Inwieweit nehmen soziale Medien auch direkten Einfluss auf das Kommunikationsverhalten von Politikerinnen und Politikern?
Das beste Beispiel ist natürlich die Art, wie Trump jetzt Twitter nutzt. In welchem Maße es ihm gelingt, auch mit provokanten Äußerungen, die Medien vor sich herzutreiben und seine Deutungsmuster zu setzen. In seinem Fall ist das Twitter. Die AfD macht es immer stärker über Facebook, dass sie ihre Deutungsmuster und Themen an die Medien heranträgt, so dass die Medien es dann auch aufgreifen müssen.
Ist diese Form der über soziale Medien geführten Diskussion nicht eigentlich schon durch die vorgegebene Kürze bei Twitter und ihre Plakativität bei Facebook eine sehr oberflächliche Debatte? Sehen Sie da nicht einen qualitativen Unterschied zu früher geführten Auseinandersetzungen?
Viele Menschen haben sich schon immer kurz und knapp informiert und artikuliert, über Boulevard-Medien oder auch Fernsehnachrichten. Und sie haben auch in ihrer eigenen Art und Weise darüber debattiert, oft mit stark emotionalem Charakter. Von da aus hat sich einiges ins Netz verlagert. Dass in dieser gesamten politischen Kommunikation die etablierten Medien, die Elite-Medien, erheblich an Einfluss verloren haben, ist deutlich geworden.
Sie haben die AfD schon angesprochen. Welche Rolle spielt die AfD bei der Art, wie politische Debatten aktuell geführt werden?
So wie Alexander Gauland (Co-Bundesvorsitzender der AfD und Co-Fraktionsvorsitzender seiner Partei im Deutschen Bundestag, Anm. d. Red.) das versprochen hat: "Wir werden Frau Merkel jagen." Sie sind dabei schon die Treiber - zum einen in der Sache, mit ihren Themen, die sie nachhaltig setzen. Aber auch in der Form treibt die AfD jetzt die anderen vor sich her, in dieser stark konfrontativen Weise. Auf der anderen Seite haben die anderen Parteien, aber auch die Medien bisher noch keinen Weg gefunden, mit der AfD in halbwegs vernünftiger Weise umzugehen. Indem man versucht, einen Dialog zu betreiben, der nicht auf Ausgrenzung beruht. Das Aussperren von Talkshows oder dieses Nicht-Interviewen, wenn es um die Oppositionsposition geht, das ist meines Erachtens kein richtiger Umgang.

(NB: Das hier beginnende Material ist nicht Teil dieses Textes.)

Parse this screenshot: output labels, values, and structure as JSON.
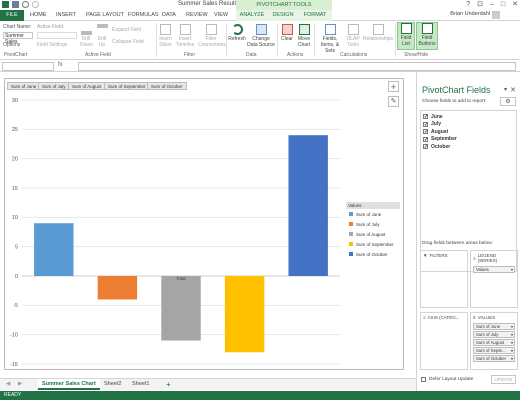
{
  "app": {
    "doc_title": "Summer Sales Results - Excel",
    "context_tab_group": "PIVOTCHART TOOLS",
    "user": "Brian Underdahl",
    "window_controls": [
      "?",
      "⊡",
      "–",
      "□",
      "✕"
    ]
  },
  "tabs": [
    "FILE",
    "HOME",
    "INSERT",
    "PAGE LAYOUT",
    "FORMULAS",
    "DATA",
    "REVIEW",
    "VIEW",
    "ANALYZE",
    "DESIGN",
    "FORMAT"
  ],
  "ribbon": {
    "chart_name_label": "Chart Name:",
    "chart_name_value": "Summer Sales",
    "options": "Options",
    "active_field_label": "Active Field:",
    "field_settings": "Field Settings",
    "drill_down": "Drill Down",
    "drill_up": "Drill Up",
    "expand_field": "Expand Field",
    "collapse_field": "Collapse Field",
    "insert_slicer": "Insert Slicer",
    "insert_timeline": "Insert Timeline",
    "filter_connections": "Filter Connections",
    "refresh": "Refresh",
    "change_data_source": "Change Data Source",
    "clear": "Clear",
    "move_chart": "Move Chart",
    "fields_items_sets": "Fields, Items, & Sets",
    "olap_tools": "OLAP Tools",
    "relationships": "Relationships",
    "field_list": "Field List",
    "field_buttons": "Field Buttons",
    "groups": {
      "pivotchart": "PivotChart",
      "active_field": "Active Field",
      "filter": "Filter",
      "data": "Data",
      "actions": "Actions",
      "calculations": "Calculations",
      "show_hide": "Show/Hide"
    }
  },
  "formula_bar": {
    "fx": "fx",
    "name_box": "",
    "value": ""
  },
  "chart": {
    "field_buttons": [
      "Sum of June",
      "Sum of July",
      "Sum of August",
      "Sum of September",
      "Sum of October"
    ],
    "legend_title": "Values",
    "tooltip": "Total",
    "side_buttons": {
      "add": "+",
      "style": "✎"
    }
  },
  "chart_data": {
    "type": "bar",
    "categories": [
      "Total"
    ],
    "series": [
      {
        "name": "Sum of June",
        "values": [
          9
        ],
        "color": "#5b9bd5"
      },
      {
        "name": "Sum of July",
        "values": [
          -4
        ],
        "color": "#ed7d31"
      },
      {
        "name": "Sum of August",
        "values": [
          -11
        ],
        "color": "#a5a5a5"
      },
      {
        "name": "Sum of September",
        "values": [
          -13
        ],
        "color": "#ffc000"
      },
      {
        "name": "Sum of October",
        "values": [
          24
        ],
        "color": "#4472c4"
      }
    ],
    "yticks": [
      -15,
      -10,
      -5,
      0,
      5,
      10,
      15,
      20,
      25,
      30
    ],
    "ylim": [
      -15,
      30
    ],
    "grid": true,
    "legend_position": "right",
    "xlabel": "",
    "ylabel": "",
    "title": ""
  },
  "sheets": {
    "tabs": [
      "Summer Sales Chart",
      "Sheet2",
      "Sheet1"
    ],
    "active": "Summer Sales Chart",
    "add": "+"
  },
  "status": {
    "ready": "READY"
  },
  "pane": {
    "title": "PivotChart Fields",
    "subtitle": "Choose fields to add to report:",
    "fields": [
      {
        "name": "June",
        "checked": true
      },
      {
        "name": "July",
        "checked": true
      },
      {
        "name": "August",
        "checked": true
      },
      {
        "name": "September",
        "checked": true
      },
      {
        "name": "October",
        "checked": true
      }
    ],
    "drag_hint": "Drag fields between areas below:",
    "areas": {
      "filters": "FILTERS",
      "legend": "LEGEND (SERIES)",
      "axis": "AXIS (CATEG...",
      "values": "VALUES"
    },
    "legend_items": [
      "Values"
    ],
    "values_items": [
      "Sum of June",
      "Sum of July",
      "Sum of August",
      "Sum of Septe...",
      "Sum of October"
    ],
    "defer": "Defer Layout Update",
    "update": "UPDATE"
  }
}
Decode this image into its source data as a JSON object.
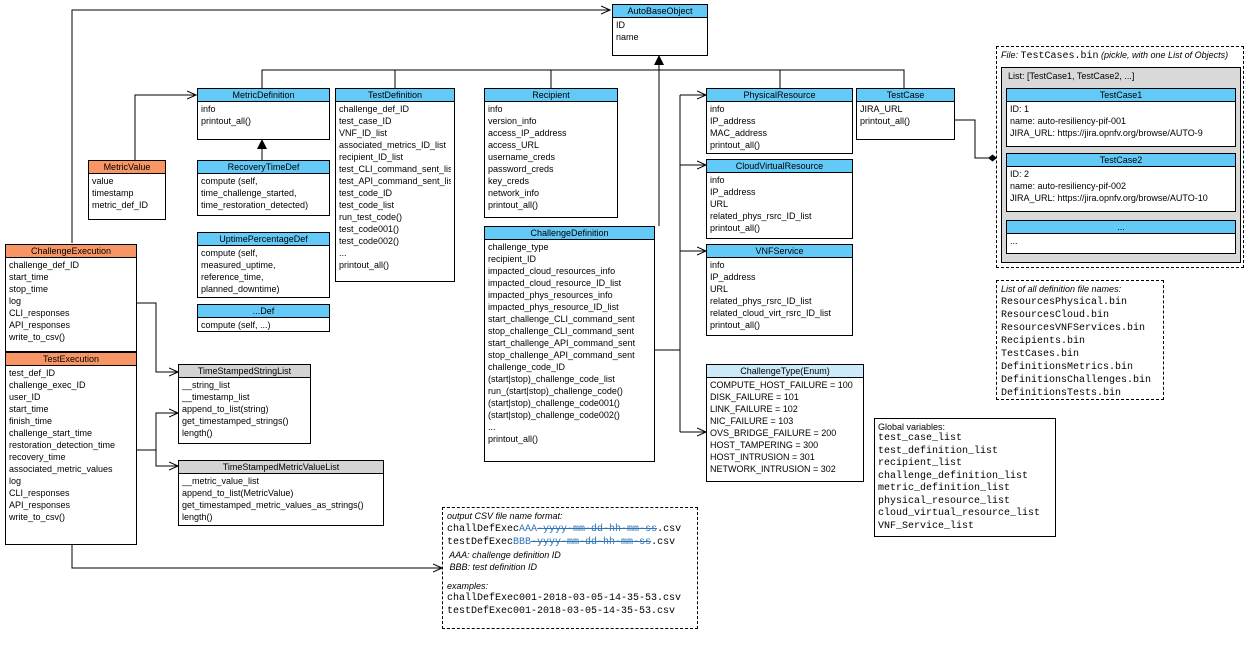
{
  "auto_base_object": {
    "title": "AutoBaseObject",
    "fields": [
      "ID",
      "name"
    ]
  },
  "metric_definition": {
    "title": "MetricDefinition",
    "fields": [
      "info",
      "printout_all()"
    ]
  },
  "metric_value": {
    "title": "MetricValue",
    "fields": [
      "value",
      "timestamp",
      "metric_def_ID"
    ]
  },
  "recovery_time_def": {
    "title": "RecoveryTimeDef",
    "fields": [
      "compute (self,",
      "time_challenge_started,",
      "time_restoration_detected)"
    ]
  },
  "uptime_percentage_def": {
    "title": "UptimePercentageDef",
    "fields": [
      "compute (self,",
      "measured_uptime,",
      "reference_time,",
      "planned_downtime)"
    ]
  },
  "def_other": {
    "title": "...Def",
    "fields": [
      "compute (self, ...)"
    ]
  },
  "test_definition": {
    "title": "TestDefinition",
    "fields": [
      "challenge_def_ID",
      "test_case_ID",
      "VNF_ID_list",
      "associated_metrics_ID_list",
      "recipient_ID_list",
      "test_CLI_command_sent_list",
      "test_API_command_sent_list",
      "test_code_ID",
      "test_code_list",
      "run_test_code()",
      "test_code001()",
      "test_code002()",
      "...",
      "printout_all()"
    ]
  },
  "recipient": {
    "title": "Recipient",
    "fields": [
      "info",
      "version_info",
      "access_IP_address",
      "access_URL",
      "username_creds",
      "password_creds",
      "key_creds",
      "network_info",
      "printout_all()"
    ]
  },
  "challenge_definition": {
    "title": "ChallengeDefinition",
    "fields": [
      "challenge_type",
      "recipient_ID",
      "impacted_cloud_resources_info",
      "impacted_cloud_resource_ID_list",
      "impacted_phys_resources_info",
      "impacted_phys_resource_ID_list",
      "start_challenge_CLI_command_sent",
      "stop_challenge_CLI_command_sent",
      "start_challenge_API_command_sent",
      "stop_challenge_API_command_sent",
      "challenge_code_ID",
      "(start|stop)_challenge_code_list",
      "run_(start|stop)_challenge_code()",
      "(start|stop)_challenge_code001()",
      "(start|stop)_challenge_code002()",
      "...",
      "printout_all()"
    ]
  },
  "physical_resource": {
    "title": "PhysicalResource",
    "fields": [
      "info",
      "IP_address",
      "MAC_address",
      "printout_all()"
    ]
  },
  "cloud_virtual_resource": {
    "title": "CloudVirtualResource",
    "fields": [
      "info",
      "IP_address",
      "URL",
      "related_phys_rsrc_ID_list",
      "printout_all()"
    ]
  },
  "vnf_service": {
    "title": "VNFService",
    "fields": [
      "info",
      "IP_address",
      "URL",
      "related_phys_rsrc_ID_list",
      "related_cloud_virt_rsrc_ID_list",
      "printout_all()"
    ]
  },
  "challenge_type": {
    "title": "ChallengeType(Enum)",
    "fields": [
      "COMPUTE_HOST_FAILURE = 100",
      "DISK_FAILURE = 101",
      "LINK_FAILURE = 102",
      "NIC_FAILURE = 103",
      "OVS_BRIDGE_FAILURE = 200",
      "HOST_TAMPERING = 300",
      "HOST_INTRUSION = 301",
      "NETWORK_INTRUSION = 302"
    ]
  },
  "test_case": {
    "title": "TestCase",
    "fields": [
      "JIRA_URL",
      "printout_all()"
    ]
  },
  "challenge_execution": {
    "title": "ChallengeExecution",
    "fields": [
      "challenge_def_ID",
      "start_time",
      "stop_time",
      "log",
      "CLI_responses",
      "API_responses",
      "write_to_csv()"
    ]
  },
  "test_execution": {
    "title": "TestExecution",
    "fields": [
      "test_def_ID",
      "challenge_exec_ID",
      "user_ID",
      "start_time",
      "finish_time",
      "challenge_start_time",
      "restoration_detection_time",
      "recovery_time",
      "associated_metric_values",
      "log",
      "CLI_responses",
      "API_responses",
      "write_to_csv()"
    ]
  },
  "timestamped_string_list": {
    "title": "TimeStampedStringList",
    "fields": [
      "__string_list",
      "__timestamp_list",
      "append_to_list(string)",
      "get_timestamped_strings()",
      "length()"
    ]
  },
  "timestamped_metric_value_list": {
    "title": "TimeStampedMetricValueList",
    "fields": [
      "__metric_value_list",
      "append_to_list(MetricValue)",
      "get_timestamped_metric_values_as_strings()",
      "length()"
    ]
  },
  "testcases_file": {
    "file_prefix": "File: ",
    "file_name": "TestCases.bin",
    "file_suffix": " (pickle, with one List of Objects)",
    "list_label": "List: [TestCase1, TestCase2, ...]",
    "tc1": {
      "title": "TestCase1",
      "fields": [
        "ID: 1",
        "name: auto-resiliency-pif-001",
        "JIRA_URL: https://jira.opnfv.org/browse/AUTO-9"
      ]
    },
    "tc2": {
      "title": "TestCase2",
      "fields": [
        "ID: 2",
        "name: auto-resiliency-pif-002",
        "JIRA_URL: https://jira.opnfv.org/browse/AUTO-10"
      ]
    },
    "tc3": {
      "title": "...",
      "fields": [
        "..."
      ]
    }
  },
  "definition_files": {
    "heading": "List of all definition file names:",
    "files": [
      "ResourcesPhysical.bin",
      "ResourcesCloud.bin",
      "ResourcesVNFServices.bin",
      "Recipients.bin",
      "TestCases.bin",
      "DefinitionsMetrics.bin",
      "DefinitionsChallenges.bin",
      "DefinitionsTests.bin"
    ]
  },
  "global_variables": {
    "heading": "Global variables:",
    "vars": [
      "test_case_list",
      "test_definition_list",
      "recipient_list",
      "challenge_definition_list",
      "metric_definition_list",
      "physical_resource_list",
      "cloud_virtual_resource_list",
      "VNF_Service_list"
    ]
  },
  "csv_note": {
    "heading": "output CSV file name format:",
    "line1": {
      "a": "challDefExec",
      "b": "AAA",
      "c": "-",
      "d": "yyyy-mm-dd-hh-mm-ss",
      "e": ".csv"
    },
    "line2": {
      "a": "testDefExec",
      "b": "BBB",
      "c": "-",
      "d": "yyyy-mm-dd-hh-mm-ss",
      "e": ".csv"
    },
    "aaa": " AAA: challenge definition ID",
    "bbb": " BBB: test definition ID",
    "examples_heading": "examples:",
    "examples": [
      "challDefExec001-2018-03-05-14-35-53.csv",
      "testDefExec001-2018-03-05-14-35-53.csv"
    ]
  }
}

Inwieweit beeinflussen die Medien, etwa die Polit-Talkshows, die politische Streitkultur – sowohl aus Politikerperspektive als auch aus der Perspektive der Bürgerinnen und Bürger?
Sie verstärken ein konfrontatives Element in der Politik, und sie bestätigen die jeweiligen Anhänger der Position in ihren Meinungen. Aber das ist eine wichtige Funktion in einem Prozess der Meinungsbildung. Dass man sich seiner eigenen Meinung vergewissert und sich in der Auseinandersetzung mit anderen darüber klar wird, was gut ist, und was schlecht ist.
Welche Rolle spielt heute die außerparlamentarische Opposition in der öffentlichen Debatte?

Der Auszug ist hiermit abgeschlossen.